8: Users grew more knowledgeable and independent
It's important to remember that in the 1980s, personal computers were new, with computing just beginning to reach outside the walls of data centers. Users needing PC support were frequently clueless. Often, a great deal of time was spent explaining the mouse — and demonstrating how to use it. There is now a lot less training and handholding. A great many of today's users grew up with PCs and are correctly assumed to have a comparatively large amount of knowledge and skill. They're no longer naïve, they're native.
Increasingly, in fact, users are becoming co-creators of software, rather than passive recipients, whether getting involved in open source projects or being drafted — willingly or not — as bug finders. For some programs, tech support is left entirely in the hands of users, relying upon a large customer base and the noblesse oblige of the most skilled.
9: Networks are becoming part of the infrastructure
In the end, the most important factor in changes to tech support is networking, now a requirement rather than optional. Connections to the Internet and intranets are becoming part of the infrastructure — like telephone, electricity, or flush toilets.
As network connectivity moved from optional to required, users' attitudes toward it also changed. As with any infrastructure, people want it to "just be there," humming away in the background without their having to think about it, without interruption, without fail. These new expectations — along with the fact that network problems have a bigger impact — have led to a shift in focus away from individual PC issues toward measures (proactive or remedial) to maintain network access. Tech support's concerns have begun to resemble those of utility companies. Problems are more often about restoring or improving a service that people depend on, rather than teaching them how to use their equipment.

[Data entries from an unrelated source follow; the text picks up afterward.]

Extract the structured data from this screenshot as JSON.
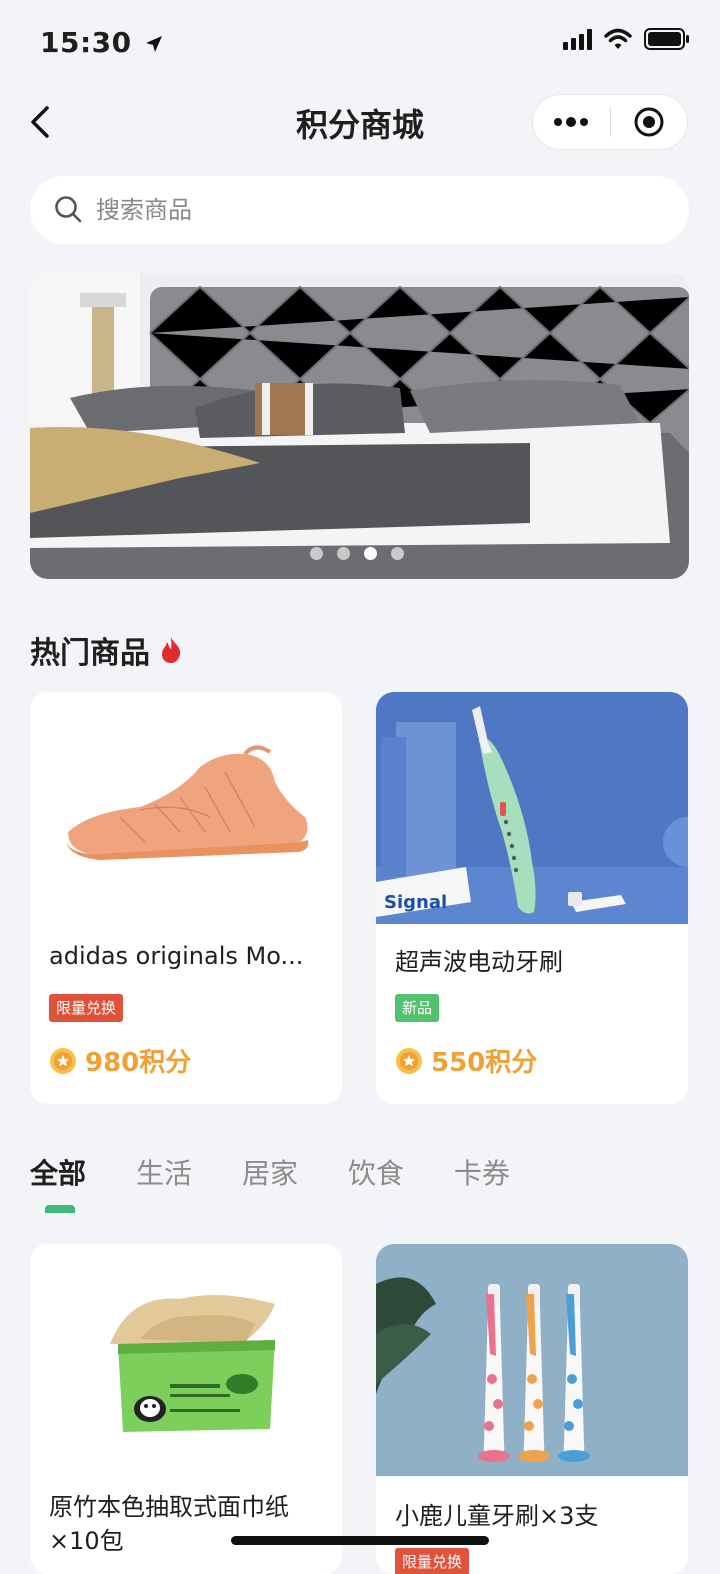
{
  "status_bar": {
    "time": "15:30"
  },
  "nav": {
    "title": "积分商城"
  },
  "search": {
    "placeholder": "搜索商品"
  },
  "banner": {
    "dot_count": 4,
    "active_dot": 3
  },
  "hot_section": {
    "title": "热门商品",
    "products": [
      {
        "name": "adidas originals Mo...",
        "badge": "限量兑换",
        "badge_color": "#e0533b",
        "price": "980积分"
      },
      {
        "name": "超声波电动牙刷",
        "badge": "新品",
        "badge_color": "#52c26e",
        "price": "550积分"
      }
    ]
  },
  "category_tabs": [
    {
      "label": "全部",
      "active": true
    },
    {
      "label": "生活",
      "active": false
    },
    {
      "label": "居家",
      "active": false
    },
    {
      "label": "饮食",
      "active": false
    },
    {
      "label": "卡券",
      "active": false
    }
  ],
  "list_products": [
    {
      "name": "原竹本色抽取式面巾纸×10包"
    },
    {
      "name": "小鹿儿童牙刷×3支",
      "badge": "限量兑换",
      "badge_color": "#e0533b"
    }
  ],
  "colors": {
    "accent_green": "#3eb87b",
    "price_orange": "#f0a035",
    "badge_red": "#e0533b",
    "badge_green": "#52c26e"
  }
}
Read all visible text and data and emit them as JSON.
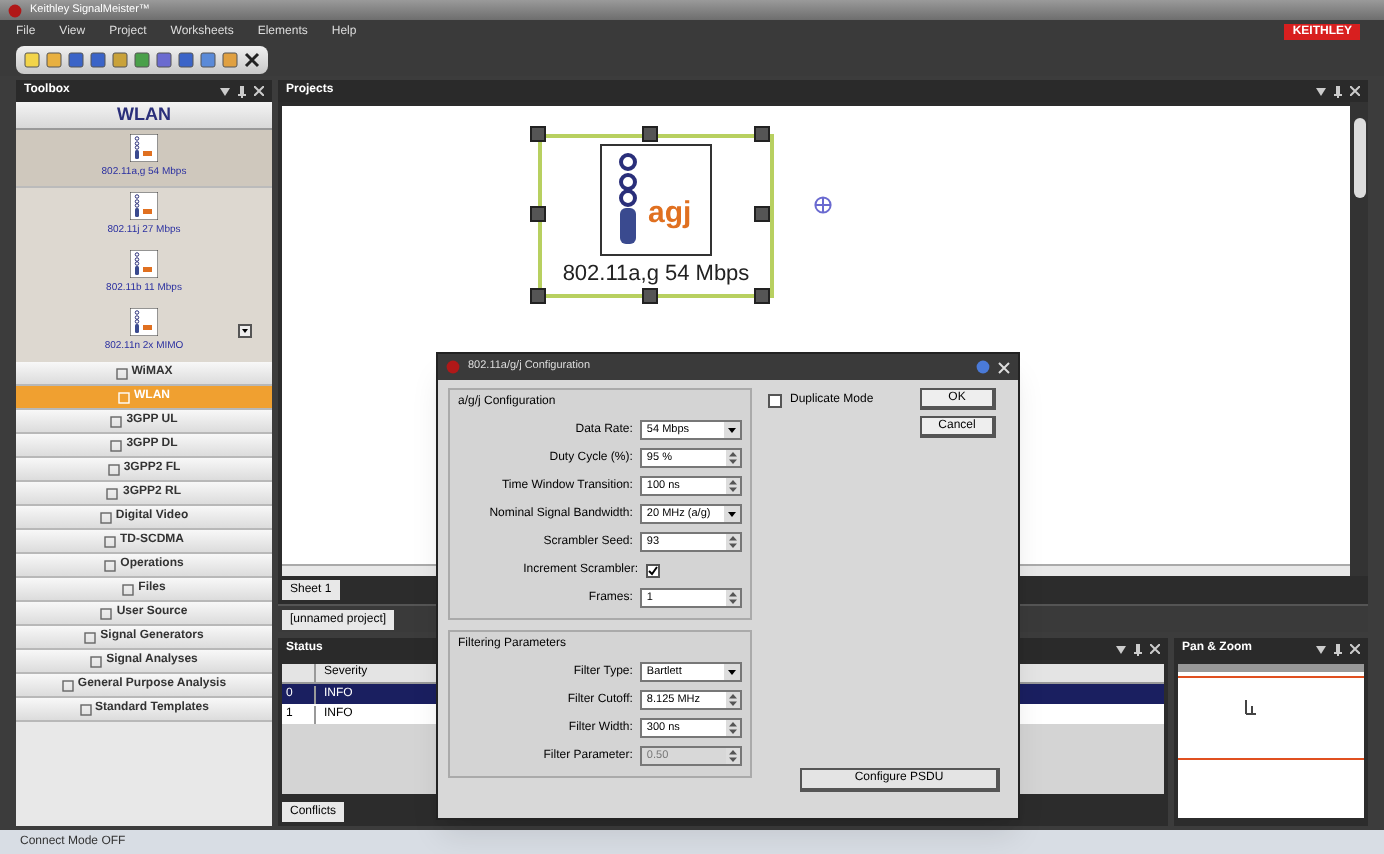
{
  "window": {
    "title": "Keithley SignalMeister™",
    "logo": "KEITHLEY"
  },
  "menu": [
    "File",
    "View",
    "Project",
    "Worksheets",
    "Elements",
    "Help"
  ],
  "toolbox": {
    "title": "Toolbox",
    "group": "WLAN",
    "items": [
      {
        "label": "802.11a,g 54 Mbps",
        "selected": true
      },
      {
        "label": "802.11j 27 Mbps",
        "selected": false
      },
      {
        "label": "802.11b 11 Mbps",
        "selected": false
      },
      {
        "label": "802.11n 2x MIMO",
        "selected": false
      }
    ],
    "categories": [
      {
        "label": "WiMAX",
        "selected": false
      },
      {
        "label": "WLAN",
        "selected": true
      },
      {
        "label": "3GPP UL",
        "selected": false
      },
      {
        "label": "3GPP DL",
        "selected": false
      },
      {
        "label": "3GPP2 FL",
        "selected": false
      },
      {
        "label": "3GPP2 RL",
        "selected": false
      },
      {
        "label": "Digital Video",
        "selected": false
      },
      {
        "label": "TD-SCDMA",
        "selected": false
      },
      {
        "label": "Operations",
        "selected": false
      },
      {
        "label": "Files",
        "selected": false
      },
      {
        "label": "User Source",
        "selected": false
      },
      {
        "label": "Signal Generators",
        "selected": false
      },
      {
        "label": "Signal Analyses",
        "selected": false
      },
      {
        "label": "General Purpose Analysis",
        "selected": false
      },
      {
        "label": "Standard Templates",
        "selected": false
      }
    ]
  },
  "projects": {
    "title": "Projects",
    "node": {
      "badge": "agj",
      "label": "802.11a,g 54 Mbps"
    },
    "sheet_tabs": [
      {
        "label": "Sheet 1",
        "selected": true
      }
    ],
    "project_tabs": [
      {
        "label": "[unnamed project]",
        "selected": true
      }
    ]
  },
  "status": {
    "title": "Status",
    "columns": [
      "Severity"
    ],
    "rows": [
      {
        "index": "0",
        "severity": "INFO",
        "selected": true
      },
      {
        "index": "1",
        "severity": "INFO",
        "selected": false
      }
    ],
    "tabs": [
      {
        "label": "Conflicts",
        "selected": true
      }
    ]
  },
  "pan_zoom": {
    "title": "Pan & Zoom"
  },
  "dialog": {
    "title": "802.11a/g/j Configuration",
    "groups": [
      {
        "title": "a/g/j Configuration",
        "fields": [
          {
            "label": "Data Rate:",
            "kind": "dropdown",
            "value": "54 Mbps",
            "disabled": false
          },
          {
            "label": "Duty Cycle (%):",
            "kind": "spin",
            "value": "95 %",
            "disabled": false
          },
          {
            "label": "Time Window Transition:",
            "kind": "spin",
            "value": "100 ns",
            "disabled": false
          },
          {
            "label": "Nominal Signal Bandwidth:",
            "kind": "dropdown",
            "value": "20 MHz (a/g)",
            "disabled": false
          },
          {
            "label": "Scrambler Seed:",
            "kind": "spin",
            "value": "93",
            "disabled": false
          },
          {
            "label": "Increment Scrambler:",
            "kind": "checkbox",
            "checked": true
          },
          {
            "label": "Frames:",
            "kind": "spin",
            "value": "1",
            "disabled": false
          }
        ]
      },
      {
        "title": "Filtering Parameters",
        "fields": [
          {
            "label": "Filter Type:",
            "kind": "dropdown",
            "value": "Bartlett",
            "disabled": false
          },
          {
            "label": "Filter Cutoff:",
            "kind": "spin",
            "value": "8.125 MHz",
            "disabled": false
          },
          {
            "label": "Filter Width:",
            "kind": "spin",
            "value": "300 ns",
            "disabled": false
          },
          {
            "label": "Filter Parameter:",
            "kind": "spin",
            "value": "0.50",
            "disabled": true
          }
        ]
      }
    ],
    "duplicate_mode": {
      "label": "Duplicate Mode",
      "checked": false
    },
    "buttons": [
      "OK",
      "Cancel"
    ],
    "configure_button": "Configure PSDU"
  },
  "status_bar": "Connect Mode OFF"
}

10: Tech support is becoming part of the infrastructure
The combination of smarter users, more standardization, and network access has made it possible to delegate initial user support to scripted help desks, delivered by telephone or network. Visits are only rarely necessary — and that changes the nature of tech support. In the 1980s, most users had a "computer guy" in their address book, who advised them when they got their computer, trained them if necessary, installed new hardware, and generally got called any time there was a problem. The best were like a good auto mechanic, someone you knew and depended on, whose name might be passed on to a friend as a favor.
Now tech support is rarely provided by the same person twice (even for the same problem). They are just voices, or messages on a screen. If a problem resists remote resolution, tech support will send a third (or fourth) person to deal with it. A personal relationship is less important than competence and speed. "Just fix it, please... soon."
While it's likely to require a decade or two longer for personal computers and networks to become nothing more than infrastructure, the trend is clear. They are gradually being drawn into the background of everyday life, as easily ignored as electric lights, running water, and pencil and paper. Tech support as well is receding into the background, as unnoticed as telephone poles, as unseen as bricks... until something fails, whereupon faceless myrmidons emerge from their hidden places and swiftly set to work returning life to normal. It is a tribute to the technological progress of the past 30 years that what once required individual effort, expertise, and personal relationships, now happens more or less automatically.